If the inverse operator $\hat{A}^{-1}$ of $\hat{A}$ exists, the following relation holds:

$$ \begin{align} \Bigl(\hat{A}^{-1}\Bigr)^{\dagger} = \Bigl(\hat{A}^{\dagger}\Bigr)^{-1} \end{align} $$

3. Insertion of the Identity Operator #

If the states $|\phi\rangle$ form a complete set (or as a condition for completeness), the identity operator $\hat{I}$ can be expressed as:

$$ \begin{align} \hat{I} = \int d\phi |\phi\rangle\langle\phi| \end{align} $$

The identity operator does not affect operations, akin to the multiplicative identity “1,” and can be inserted anywhere in an expression.

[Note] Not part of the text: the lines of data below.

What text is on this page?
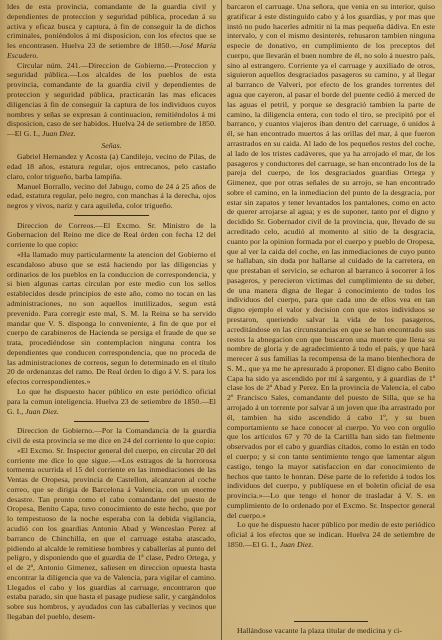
ldes de esta provincia, comandante de la guardia civil y dependientes de proteccion y seguridad pública, procedan á su activa y eficaz busca y captura, á fin de conseguir la de dichos criminales, poniéndolos á mi disposicion, con los efectos que se les encontrasen. Huelva 23 de setiembre de 1850.—José María Escudero.

Circular núm. 241.—Direccion de Gobierno.—Proteccion y seguridad pública.—Los alcaldes de los pueblos de esta provincia, comandante de la guardia civil y dependientes de proteccion y seguridad pública, practicarán las mas eficaces diligencias á fin de conseguir la captura de los individuos cuyos nombres y señas se expresan á continuacion, remitiéndolos á mi disposicion, caso de ser habidos. Huelva 24 de setiembre de 1850.—El G. I., Juan Diez.

Señas.

Gabriel Hernandez y Acosta (a) Candilejo, vecino de Pilas, de edad 18 años, estatura regular, ojos entrecanos, pelo castaño claro, color trigueño, barba lampiña.

Manuel Borrallo, vecino del Jabugo, como de 24 á 25 años de edad, estatura regular, pelo negro, con manchas á la derecha, ojos negros y vivos, nariz y cara aguileña, color trigueño.

Direccion de Correos.—El Excmo. Sr. Ministro de la Gobernacion del Reino me dice de Real órden con fecha 12 del corriente lo que copio:

«Ha llamado muy particularmente la atencion del Gobierno el escandaloso abuso que se está haciendo por las diligencias y ordinarios de los pueblos en la conduccion de correspondencia, y si bien algunas cartas circulan por este medio con los sellos establecidos desde principios de este año, como no tocan en las administraciones, no son aquellos inutilizados, segun está prevenido. Para corregir este mal, S. M. la Reina se ha servido mandar que V. S. disponga lo conveniente, á fin de que por el cuerpo de carabineros de Hacienda se persiga el fraude de que se trata, procediéndose sin contemplacion ninguna contra los dependientes que conducen correspondencia, que no proceda de las administraciones de correos, segun lo determinado en el título 20 de ordenanzas del ramo. De Real órden lo digo á V. S. para los efectos correspondientes.»

Lo que he dispuesto hacer público en este periódico oficial para la comun inteligencia. Huelva 23 de setiembre de 1850.—El G. I., Juan Diez.

Direccion de Gobierno.—Por la Comandancia de la guardia civil de esta provincia se me dice en 24 del corriente lo que copio:

«El Excmo. Sr. Inspector general del cuerpo, en circular 20 del corriente me dice lo que sigue.—«Los estragos de la horrorosa tormenta ocurrida el 15 del corriente en las inmediaciones de las Ventas de Oropesa, provincia de Castellon, alcanzaron al coche correo, que se dirigia de Barcelona á Valencia, con un enorme desastre. Tan pronto como el cabo comandante del puesto de Oropesa, Benito Capa, tuvo conocimiento de este hecho, que por lo tempestuoso de la noche esperaba con la debida vigilancia, acudió con los guardias Antonio Abad y Wenceslao Perez al barranco de Chinchilla, en que el carruage estaba atascado, pidiendo al alcalde le remitiese hombres y caballerías al punto del peligro, y disponiendo que el guardia de 1ª clase, Pedro Ortega, y el de 2ª, Antonio Gimenez, saliesen en direccion opuesta hasta encontrar la diligencia que va de Valencia, para vigilar el camino. Llegados el cabo y los guardias al carruage, encontraron que estaba parado, sin que hasta el pasage pudiese salir, y cargándolos sobre sus hombros, y ayudados con las caballerías y vecinos que llegaban del pueblo, desem-

barcaron el carruage. Una señora, que venia en su interior, quiso gratificar á este distinguido cabo y á los guardias, y por mas que instó no pudo hacerles admitir ni la mas pequeña dádiva. En este intervalo, y con el mismo desinterés, rehusaron tambien ninguna especie de donativo, en cumplimiento de los preceptos del cuerpo, que llevarán el buen nombre de él, no solo á nuestro país, sino al estrangero. Corriente ya el carruage y auxiliado de otros, siguieron aquellos desgraciados pasageros su camino, y al llegar al barranco de Valveri, por efecto de los grandes torrentes del agua que cayeron, al pasar el borde del puente cedió á merced de las aguas el petril, y porque se desgració tambien la parte de camino, la diligencia entera, con todo el tiro, se precipitó por el barranco, y cuantos viajeros iban dentro del carruage, ó unidos á él, se han encontrado muertos á las orillas del mar, á que fueron arrastrados en su caida. Al lado de los pequeños restos del coche, al lado de los tristes cadáveres, que ya ha arrojado el mar, de los pasageros y conductores del carruage, se han encontrado los de la pareja del cuerpo, de los desgraciados guardias Ortega y Gimenez, que por otras señales de su arrojo, se han encontrado sobre el camino, en la inmediacion del punto de la desgracia, por estar sin zapatos y tener levantados los pantalones, como en acto de querer arrojarse al agua; y es de suponer, tanto por el digno y decidido Sr. Gobernador civil de la provincia, que, llevado de su acreditado celo, acudió al momento al sitio de la desgracia, cuanto por la opinion formada por el cuerpo y pueblo de Oropesa, que al ver la caida del coche, en las inmediaciones de cuyo punto se hallaban, sin duda por hallarse al cuidado de la carretera, en que prestaban el servicio, se echaron al barranco á socorrer á los pasageros, y perecieron víctimas del cumplimiento de su deber, de una manera digna de llegar á conocimiento de todos los individuos del cuerpo, para que cada uno de ellos vea en tan digno ejemplo el valor y decision con que estos individuos se prestaron, queriendo salvar la vida de los pasageros, acreditándose en las circunstancias en que se han encontrado sus restos la abnegacion con que buscaron una muerte que llena su nombre de gloria y de agradecimiento á todo el país, y que hará merecer á sus familias la recompensa de la mano bienhechora de S. M., que ya me he apresurado á proponer. El digno cabo Benito Capa ha sido ya ascendido por mí á sargento, y á guardias de 1ª clase los de 2ª Abad y Perez. En la provincia de Valencia, el cabo 2º Francisco Sales, comandante del puesto de Silla, que se ha arrojado á un torrente por salvar á un joven que iba arrastrado por él, tambien ha sido ascendido á cabo 1º, y su buen comportamiento se hace conocer al cuerpo. Yo veo con orgullo que los artículos 67 y 70 de la Cartilla han sido tan fielmente observados por el cabo y guardias citados, como lo están en todo el cuerpo; y si con tanto sentimiento tengo que lamentar algun castigo, tengo la mayor satisfaccion en dar conocimiento de hechos que tanto le honran. Dése parte de lo referido á todos los individuos del cuerpo, y publíquese en el boletin oficial de esa provincia.»—Lo que tengo el honor de trasladar á V. S. en cumplimiento de lo ordenado por el Excmo. Sr. Inspector general del cuerpo.»

Lo que he dispuesto hacer público por medio de este periódico oficial á los efectos que se indican. Huelva 24 de setiembre de 1850.—El G. I., Juan Diez.

Hallándose vacante la plaza titular de medicina y ci-
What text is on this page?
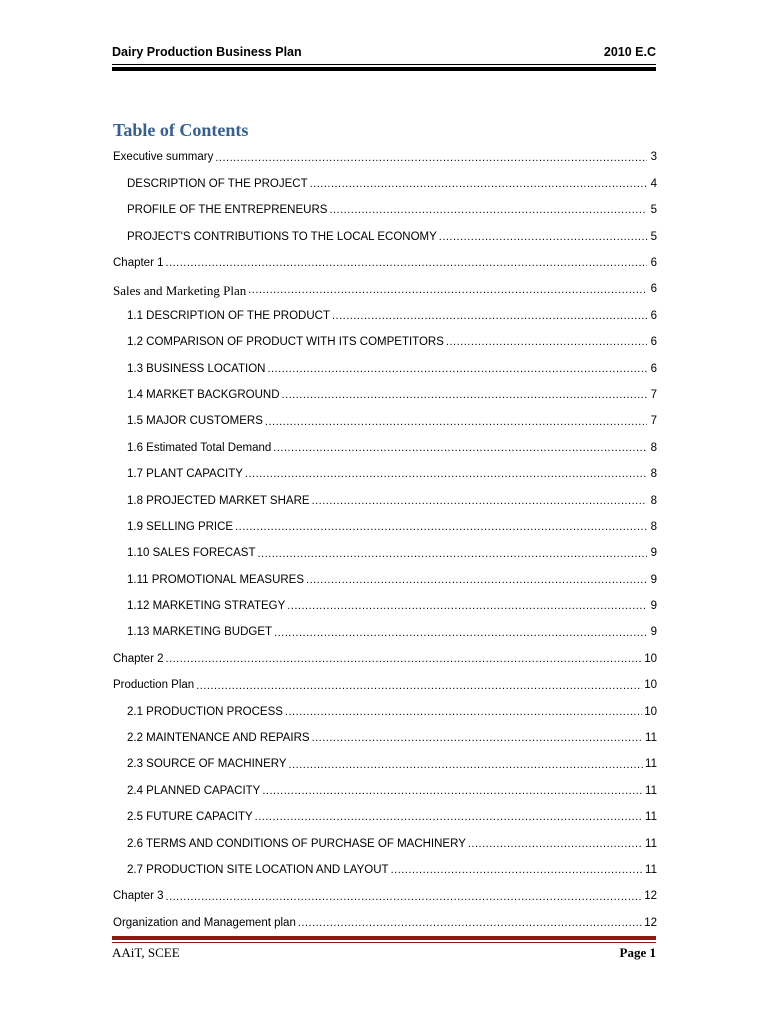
Dairy Production Business Plan	2010 E.C
Table of Contents
Executive summary .....	3
DESCRIPTION OF THE PROJECT .....	4
PROFILE OF THE ENTREPRENEURS .....	5
PROJECT'S CONTRIBUTIONS TO THE LOCAL ECONOMY .....	5
Chapter 1 .....	6
Sales and Marketing Plan .....	6
1.1 DESCRIPTION OF THE PRODUCT .....	6
1.2 COMPARISON OF PRODUCT WITH ITS COMPETITORS .....	6
1.3 BUSINESS LOCATION .....	6
1.4 MARKET BACKGROUND .....	7
1.5 MAJOR CUSTOMERS .....	7
1.6 Estimated Total Demand .....	8
1.7 PLANT CAPACITY .....	8
1.8 PROJECTED MARKET SHARE .....	8
1.9 SELLING PRICE .....	8
1.10 SALES FORECAST .....	9
1.11 PROMOTIONAL MEASURES .....	9
1.12 MARKETING STRATEGY .....	9
1.13 MARKETING BUDGET .....	9
Chapter 2 .....	10
Production Plan .....	10
2.1 PRODUCTION PROCESS .....	10
2.2 MAINTENANCE AND REPAIRS .....	11
2.3 SOURCE OF MACHINERY .....	11
2.4 PLANNED CAPACITY .....	11
2.5 FUTURE CAPACITY .....	11
2.6 TERMS AND CONDITIONS OF PURCHASE OF MACHINERY .....	11
2.7 PRODUCTION SITE LOCATION AND LAYOUT .....	11
Chapter 3 .....	12
Organization and Management plan .....	12
AAiT, SCEE	Page 1
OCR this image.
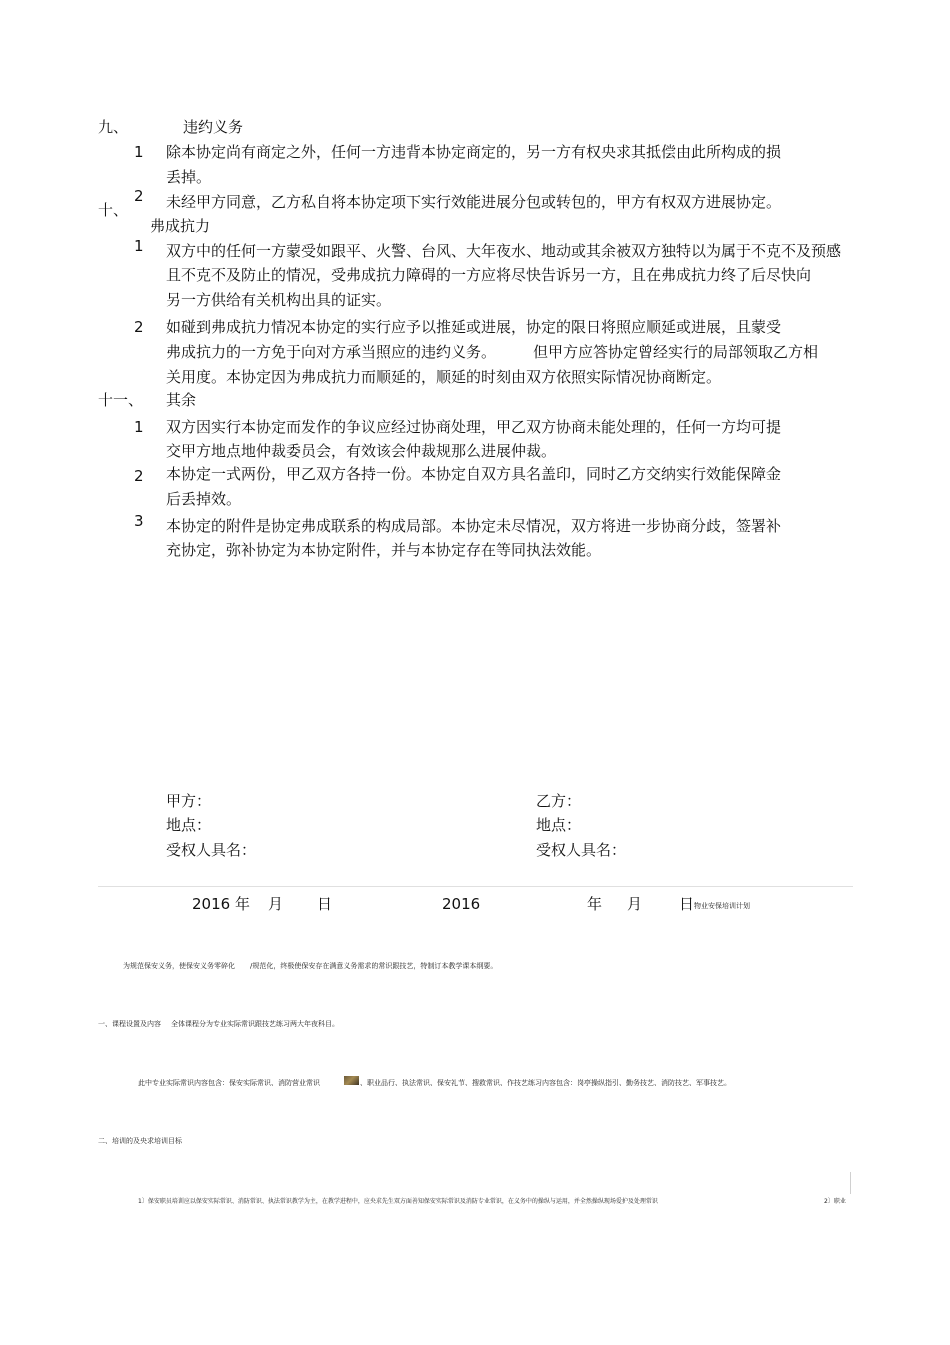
九、	违约义务
1 除本协定尚有商定之外，任何一方违背本协定商定的，另一方有权央求其抵偿由此所构成的损
丢掉。
2 未经甲方同意，乙方私自将本协定项下实行效能进展分包或转包的，甲方有权双方进展协定。
十、
弗成抗力
1 双方中的任何一方蒙受如跟平、火警、台风、大年夜水、地动或其余被双方独特以为属于不克不及预感
且不克不及防止的情况，受弗成抗力障碍的一方应将尽快告诉另一方，且在弗成抗力终了后尽快向
另一方供给有关机构出具的证实。
2 如碰到弗成抗力情况本协定的实行应予以推延或进展，协定的限日将照应顺延或进展，且蒙受
弗成抗力的一方免于向对方承当照应的违约义务。 但甲方应答协定曾经实行的局部领取乙方相
关用度。本协定因为弗成抗力而顺延的，顺延的时刻由双方依照实际情况协商断定。
十一、 其余
1 双方因实行本协定而发作的争议应经过协商处理，甲乙双方协商未能处理的，任何一方均可提
交甲方地点地仲裁委员会，有效该会仲裁规那么进展仲裁。
2 本协定一式两份，甲乙双方各持一份。本协定自双方具名盖印，同时乙方交纳实行效能保障金
后丢掉效。
3 本协定的附件是协定弗成联系的构成局部。本协定未尽情况，双方将进一步协商分歧，签署补
充协定，弥补协定为本协定附件，并与本协定存在等同执法效能。
甲方：	乙方：
地点：	地点：
受权人具名：	受权人具名：
2016 年 月 日	2016	年 月 日 物业安保培训计划
为规范保安义务，使保安义务零碎化 /规范化，终极使保安存在满意义务需求的常识跟技艺，特制订本教学课本纲要。
一、课程设置及内容 全体课程分为专业实际常识跟技艺练习两大年夜科目。
此中专业实际常识内容包含：保安实际常识、消防营业常识	、职业品行、执法常识、保安礼节、搜救常识、作技艺练习内容包含：岗亭操纵指引、勤务技艺、消防技艺、军事技艺。
二、培训的及央求培训目标
1〕保安职员培训应以保安实际常识、消防常识、执法常识教学为主，在教学进程中，应央求先生双方面善知保安实际常识及消防专业常识，在义务中的操纵与运用，并全然操纵现场爱护及处理常识	2〕职业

Considering a set of states $|x\rangle$ that form a complete basis, for instance, when examining the inner product of $\phi$ and $\psi$, various transformations are possible as shown below:

$$ \begin{align} \langle\phi|\hat{A}|\psi\rangle &= \langle\phi|\hat{A}\hat{I}|\psi\rangle \\ &=\langle\phi|\hat{A}\left(\int dx |x\rangle\langle x| \right) |\psi\rangle \\ &=\int dx \langle\phi|\hat{A}|x\rangle \langle x|\psi\rangle \\ \end{align} $$

Similarly, it can also be added before $\hat{A}$ as:

$$ \begin{align} \langle\phi|\hat{A}|\psi\rangle &= \langle\phi|\hat{I}\hat{A}\hat{I}|\psi\rangle \\ &=\langle\phi|\left(\int dx’ |x’\rangle\langle x’| \right) \hat{A}\left(\int dx |x\rangle\langle x| \right) |\psi\rangle \\ &=\int dx’ \int dx \langle\phi|x’\rangle \langle x’|\hat{A}|x\rangle \langle x|\psi\rangle \end{align} $$

If $x$ represents position, $\langle x|\psi\rangle = \psi(x)$ represents the position representation of the state $|\psi\rangle$, so:

$$ \begin{align} \langle\phi|\hat{A}|\psi\rangle \equiv \int dx’ \int dx \phi^{*}(x’) A(x’,x) \psi(x) \end{align} $$

where $A(x’,x) \equiv \langle x’|\hat{A}|x\rangle$ has been defined.